Diese Formen gelten aber wie gesagt als umgangssprachlich.

Der Artikel wird aber auch in der Standardsprache manchmal bei Namen verwendet. Das geschieht vor allem bei Familiennamen von Frauen, denen man so den Status einer Diva zuspricht:

Mit dem „Blauen Engel“ gelang der Dietrich der internationale Durchbruch.
Die Callas brillierte unter anderem in Verdis „Traviata“ und Bellinis „Norma“.
Doch einen Oscar bekam die Lollobrigida im Gegensatz zur „Busenfeindin“ Sophia Loren nie.

Bei weniger bekannten Frauen und Männern hat die Verwendung des Artikels beim Familiennamen interessanterweise den gegenteiligen Effekt. Der Artikel gilt hier wieder als umgangssprachlich und er zeugt oft von einer – gelinde gesagt – nicht allzu ehrfurchtsvollen Haltung gegenüber der Person, über die man spricht:

Hast du gehört, was die Huber gemacht haben soll!?
Das ist wohl wieder so ein Hirngespinst vom Schröder.

So kann also die gleiche sprachliche Strategie, nämlich die Verwendung des bestimmten Artikels vor einem Familiennamen, ganz unterschiedliche Bedeutungen haben, je nachdem ob man von Stars oder Nachbarn spricht.
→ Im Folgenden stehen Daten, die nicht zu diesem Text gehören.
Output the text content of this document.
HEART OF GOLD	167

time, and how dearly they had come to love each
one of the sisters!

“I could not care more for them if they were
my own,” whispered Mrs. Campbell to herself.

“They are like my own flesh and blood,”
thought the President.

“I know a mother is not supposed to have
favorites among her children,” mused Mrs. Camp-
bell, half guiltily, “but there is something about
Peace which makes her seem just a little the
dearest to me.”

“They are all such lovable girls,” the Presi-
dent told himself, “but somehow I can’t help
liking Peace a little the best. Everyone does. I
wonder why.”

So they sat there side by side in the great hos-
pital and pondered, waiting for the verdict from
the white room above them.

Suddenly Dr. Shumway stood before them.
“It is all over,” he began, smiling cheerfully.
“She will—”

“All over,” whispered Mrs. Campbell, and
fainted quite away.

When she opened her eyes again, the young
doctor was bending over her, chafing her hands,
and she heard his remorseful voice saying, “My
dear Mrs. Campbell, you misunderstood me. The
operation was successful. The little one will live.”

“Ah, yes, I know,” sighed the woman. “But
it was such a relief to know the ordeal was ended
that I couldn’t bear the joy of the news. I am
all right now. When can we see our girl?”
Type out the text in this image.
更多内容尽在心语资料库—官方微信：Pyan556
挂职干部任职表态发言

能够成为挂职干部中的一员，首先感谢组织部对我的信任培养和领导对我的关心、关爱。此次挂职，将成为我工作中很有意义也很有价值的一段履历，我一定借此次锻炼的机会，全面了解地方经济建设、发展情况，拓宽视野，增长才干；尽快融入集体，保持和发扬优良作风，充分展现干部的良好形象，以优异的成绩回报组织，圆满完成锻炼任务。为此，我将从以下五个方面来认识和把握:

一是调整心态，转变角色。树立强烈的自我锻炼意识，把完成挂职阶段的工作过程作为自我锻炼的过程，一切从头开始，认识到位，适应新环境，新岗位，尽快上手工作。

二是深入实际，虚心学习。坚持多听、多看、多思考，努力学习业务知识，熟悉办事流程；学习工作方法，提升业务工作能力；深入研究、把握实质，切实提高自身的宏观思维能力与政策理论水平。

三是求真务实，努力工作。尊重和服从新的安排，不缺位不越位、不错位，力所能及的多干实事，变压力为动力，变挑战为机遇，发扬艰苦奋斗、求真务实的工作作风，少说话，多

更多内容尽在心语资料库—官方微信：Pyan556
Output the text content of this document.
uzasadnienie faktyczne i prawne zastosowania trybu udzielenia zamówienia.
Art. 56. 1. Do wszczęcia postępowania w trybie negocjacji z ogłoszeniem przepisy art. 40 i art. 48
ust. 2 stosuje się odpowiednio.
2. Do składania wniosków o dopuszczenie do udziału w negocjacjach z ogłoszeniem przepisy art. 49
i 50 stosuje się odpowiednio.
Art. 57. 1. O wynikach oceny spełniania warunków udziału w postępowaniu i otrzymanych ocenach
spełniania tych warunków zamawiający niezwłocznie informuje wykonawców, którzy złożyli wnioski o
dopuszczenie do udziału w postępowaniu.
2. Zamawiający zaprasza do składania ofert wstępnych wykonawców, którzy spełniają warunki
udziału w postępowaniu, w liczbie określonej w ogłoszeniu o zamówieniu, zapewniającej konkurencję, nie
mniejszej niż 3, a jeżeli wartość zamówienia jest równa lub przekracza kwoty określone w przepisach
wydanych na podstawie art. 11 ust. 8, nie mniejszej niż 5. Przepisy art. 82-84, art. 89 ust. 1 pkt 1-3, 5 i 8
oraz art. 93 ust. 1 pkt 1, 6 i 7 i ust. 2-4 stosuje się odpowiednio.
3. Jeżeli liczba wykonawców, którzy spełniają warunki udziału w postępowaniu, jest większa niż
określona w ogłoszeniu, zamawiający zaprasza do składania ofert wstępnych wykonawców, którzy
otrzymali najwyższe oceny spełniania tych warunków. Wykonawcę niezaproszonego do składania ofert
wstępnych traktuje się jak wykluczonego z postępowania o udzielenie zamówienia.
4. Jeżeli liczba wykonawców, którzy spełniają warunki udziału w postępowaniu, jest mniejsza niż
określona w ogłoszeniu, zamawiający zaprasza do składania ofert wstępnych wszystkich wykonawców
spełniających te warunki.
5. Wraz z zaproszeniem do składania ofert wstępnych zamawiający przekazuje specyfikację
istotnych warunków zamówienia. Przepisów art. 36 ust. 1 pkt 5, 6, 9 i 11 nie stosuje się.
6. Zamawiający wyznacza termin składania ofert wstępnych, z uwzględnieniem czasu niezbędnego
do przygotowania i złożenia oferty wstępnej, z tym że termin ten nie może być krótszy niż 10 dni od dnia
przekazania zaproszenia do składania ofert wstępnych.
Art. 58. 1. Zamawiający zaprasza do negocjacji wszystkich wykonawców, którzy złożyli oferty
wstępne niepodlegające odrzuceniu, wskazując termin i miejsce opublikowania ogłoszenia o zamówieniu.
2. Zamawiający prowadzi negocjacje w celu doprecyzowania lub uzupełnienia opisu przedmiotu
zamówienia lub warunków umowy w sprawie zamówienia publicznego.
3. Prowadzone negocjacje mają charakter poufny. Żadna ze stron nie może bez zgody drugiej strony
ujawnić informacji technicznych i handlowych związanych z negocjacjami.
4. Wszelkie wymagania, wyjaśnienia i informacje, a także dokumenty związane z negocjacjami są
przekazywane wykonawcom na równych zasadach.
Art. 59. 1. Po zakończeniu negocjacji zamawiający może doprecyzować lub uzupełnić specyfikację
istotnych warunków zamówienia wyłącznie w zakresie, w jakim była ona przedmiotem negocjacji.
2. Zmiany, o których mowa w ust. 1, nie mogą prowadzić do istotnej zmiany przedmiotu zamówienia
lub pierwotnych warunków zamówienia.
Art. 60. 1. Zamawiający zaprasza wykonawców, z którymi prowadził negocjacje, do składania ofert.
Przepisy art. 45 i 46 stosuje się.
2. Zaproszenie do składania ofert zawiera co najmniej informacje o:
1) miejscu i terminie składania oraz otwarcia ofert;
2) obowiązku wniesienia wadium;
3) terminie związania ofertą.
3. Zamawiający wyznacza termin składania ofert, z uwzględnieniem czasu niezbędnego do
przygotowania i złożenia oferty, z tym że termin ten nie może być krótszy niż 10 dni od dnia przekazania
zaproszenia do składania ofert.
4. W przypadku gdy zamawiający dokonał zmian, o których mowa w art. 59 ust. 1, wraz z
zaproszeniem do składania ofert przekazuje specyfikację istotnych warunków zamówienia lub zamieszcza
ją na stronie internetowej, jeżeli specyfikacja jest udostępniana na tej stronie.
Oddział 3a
Mehr zum Thema Artikel bei Eigennamen finden Sie hier.

Mit freundlichen Grüßen

Dr. Bopp

Was ist häufiger: der, die oder das?

Frage

Meine Zweitklässer möchten gern Folgendes wissen: Welcher bestimmte Artikel ist am häufigsten; der, die oder das? Gibt es Prozentzahlen? Unsere Stichprobenforschung hat ergeben, dass der am häufigsten ist. Stimmt das?

Antwort

Sehr geehrte Frau B.,

Ihre Frage ist komplizierter, als sie sich auf Anhieb anhört. Gemäß den Angaben des Wortschatz-Projektes der Universität Leipzig sind die folgenden zehn Wörter die häufigsten deutschen Wörter:

der
die
und
in
den
von
zu
das
mit
sich
(http://wortschatz.uni-leipzig.de/Papers/top10000de.txt)

Die Reihenfolge für der, die, das wäre somit:

1. der
2. die
3. das

ABER: In dieser Aufstellung entspricht zum Beispiel der nicht dem männlichen Artikel, sondern nur der Wortform der.

Die Wortform der kann auch weiblich (das Auto der Frau, mit der Tochter) oder allgemein Mehrzahl sein (die Spielsachen der Kinder). Sie kann unter anderem auch Relativpronomen sein (der Mann, der das gesagt hat). In gleicher Weise ist die nicht nur der weibliche Artikel, sondern auch der bestimmte Artikel des Nominativ und des Akkusativ Plural, ein Relativpronomen usw. Außerdem steht der Akkusativ des männlichen Artikels, d.h. den, selbstständig auf Platz fünf der Liste der Uni Leipzig.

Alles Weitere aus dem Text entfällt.